Entendi, então, o que ele havia dito alguma vez a seu amigo Hugo Chávez, que ele não acreditava na transcendência da alma, mas aceitava que o presidente o incluísse entre os cristãos. Há poucos dias, estive com ele aqui, en Córdoba, na Cúpula do Mercosul. Acompanhei-o no ato, na visita à casa da família de Che em Alta Gracía e em um almoço no mesmo dia de sua partida.

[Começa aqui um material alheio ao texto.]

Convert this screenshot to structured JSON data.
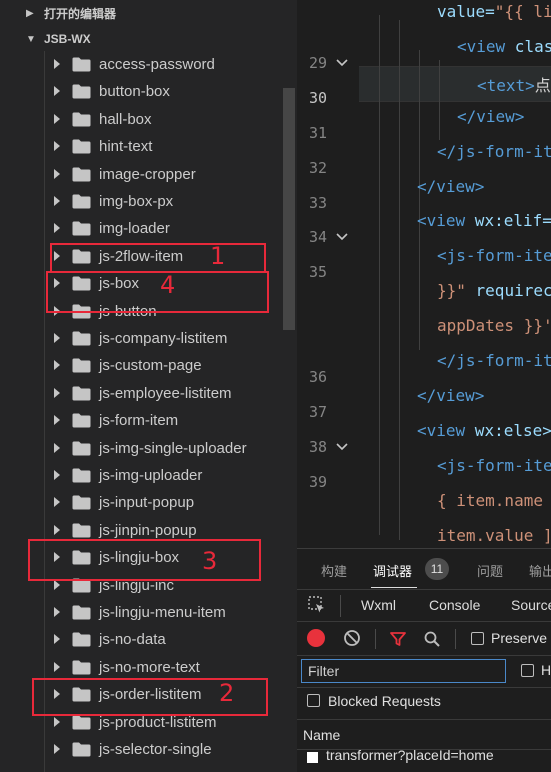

Falamos de tudo um pouco, junto com outros amigos cubanos e argentinos. Até de vinhos. De tintos que ele saboreou conosco.



Não sou médico, mas o vi vem. Animado, otimista. Contente porque 24 horas depois de finalizada a Cúpula, já havia comprado de nosso país cereais e alimentos por US$ 100 milhões. No caminho do hotel, saudou a todos os membros da embaixada cubano e os policiais federais e de Córdoba que haviam cuidado de sua segurança e gostariam de conhecê-lo.



Logo se foi, envolto como sempre em multidões. Assim o quero ver, muito rapidamente, coberto de carinho e da admiração que merece.



* Ex-guerrilheiro argentino, hoje é jornalista e escritor.